If you’re in the Tri-City area and need professional assistance with smoke detector installation, contact IntelPower for expert service and reliable installation. Ensure your home is fully protected—call IntelPower today to schedule an installation and make your home safer.

FAQ

Can one detector replace both a smoke and CO detector?

Yes. combination smoke/CO detectors are code-compliant and widely used. They save space and reduce installation cost. However, in homes with multiple fuel-burning appliances, additional standalone CO detectors near those appliances are a good idea.

My CO detector keeps alarming but I don't feel sick.
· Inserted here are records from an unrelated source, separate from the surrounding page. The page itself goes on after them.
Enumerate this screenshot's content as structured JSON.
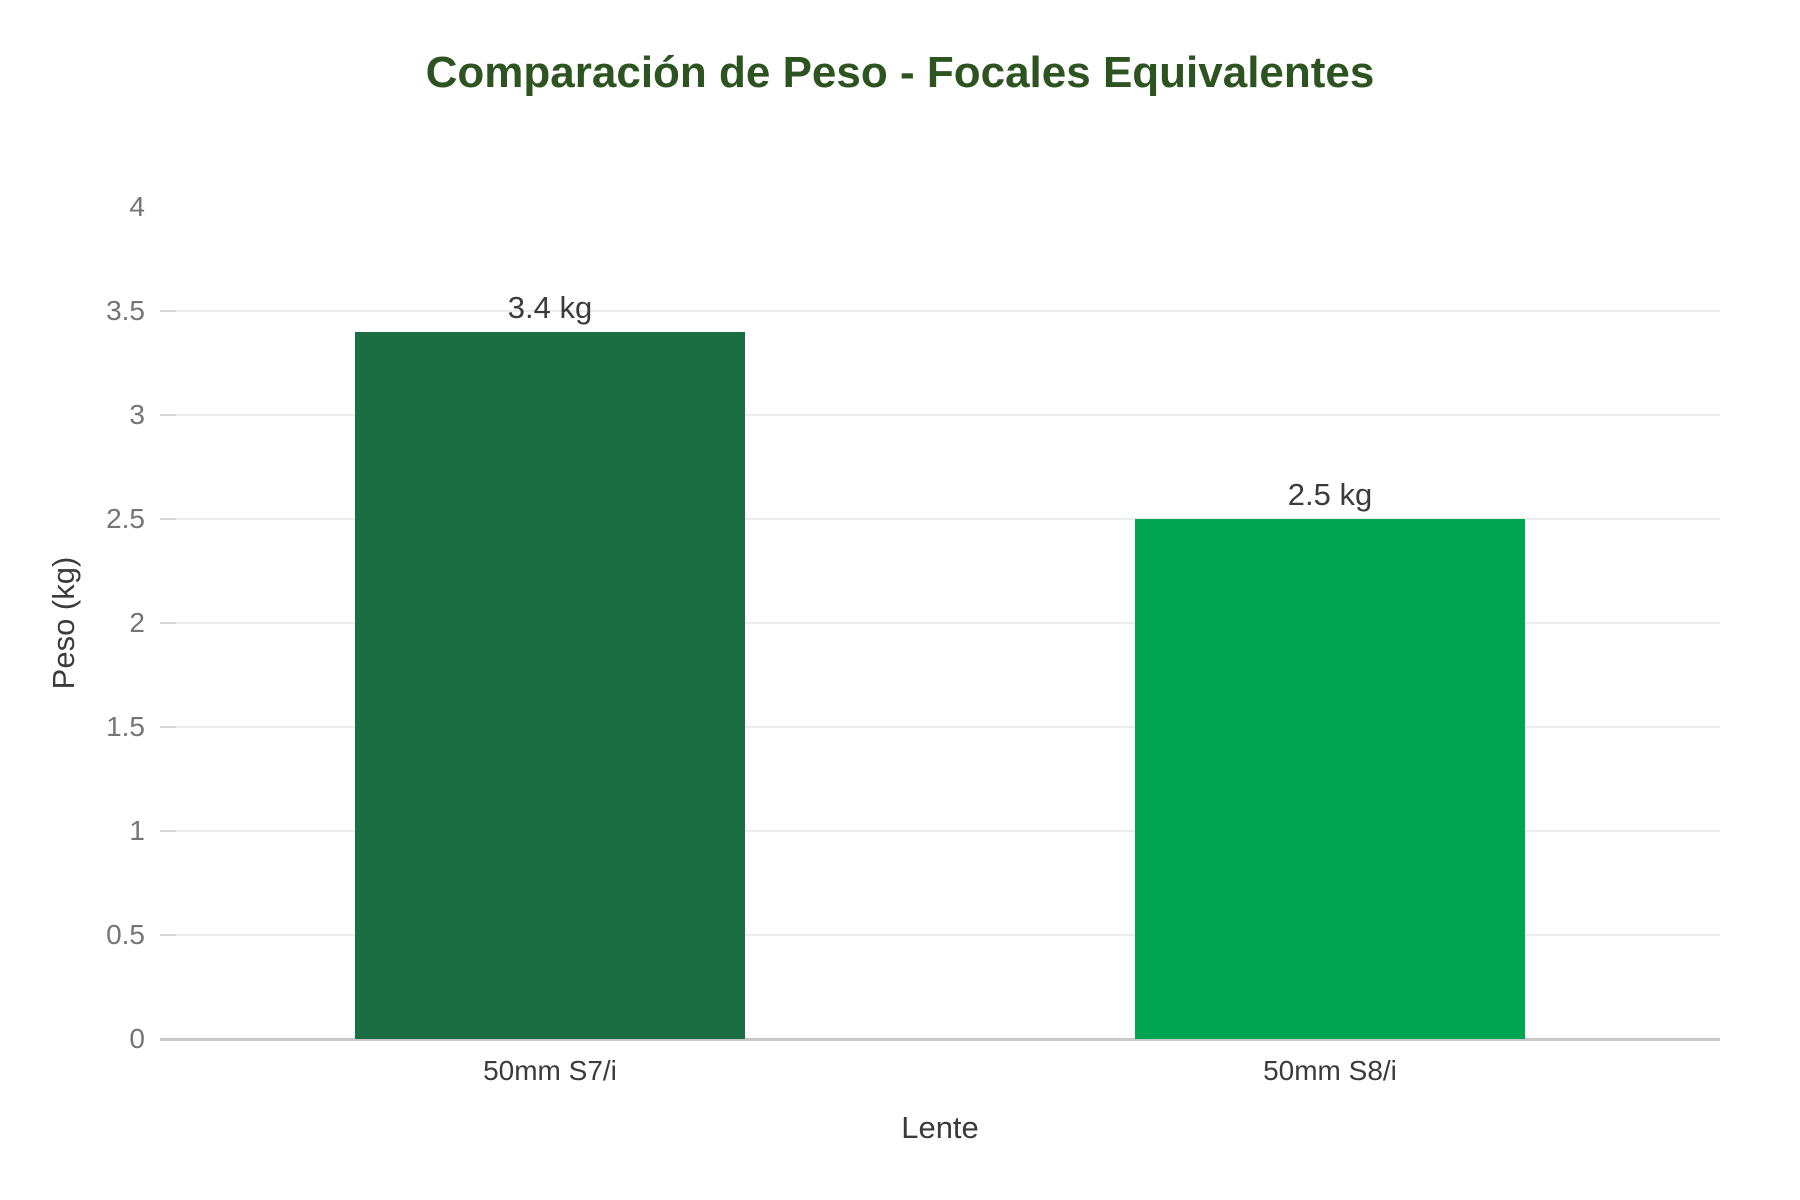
{
  "chart_data": {
    "type": "bar",
    "title": "Comparación de Peso - Focales Equivalentes",
    "categories": [
      "50mm S7/i",
      "50mm S8/i"
    ],
    "values": [
      3.4,
      2.5
    ],
    "value_labels": [
      "3.4 kg",
      "2.5 kg"
    ],
    "bar_colors": [
      "#1b6e44",
      "#00a551"
    ],
    "xlabel": "Lente",
    "ylabel": "Peso (kg)",
    "ylim": [
      0,
      4
    ],
    "yticks": [
      0,
      0.5,
      1,
      1.5,
      2,
      2.5,
      3,
      3.5,
      4
    ],
    "ytick_labels": [
      "0",
      "0.5",
      "1",
      "1.5",
      "2",
      "2.5",
      "3",
      "3.5",
      "4"
    ],
    "grid": true,
    "legend": false
  },
  "colors": {
    "title": "#2d5420",
    "axis_label": "#3b3b3b",
    "value_label": "#3b3b3b",
    "tick_label": "#757575",
    "gridline": "#ececec",
    "tick_mark": "#d4d4d4",
    "axis_line": "#c9c9c9",
    "background": "#ffffff"
  }
}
Is it a false alarm?

Don't assume it's false. Evacuate immediately and call 911 or BC Gas (FortisBC: 1-800-663-9911). CO at low levels causes mild symptoms many people dismiss as tiredness. Only return after emergency responders confirm it's safe.

How do I test my detectors?

Press and hold the test button for 3–5 seconds. The alarm should sound. Test monthly. Also vacuum the detector cover gently every 6 months — dust buildup can reduce sensor sensitivity.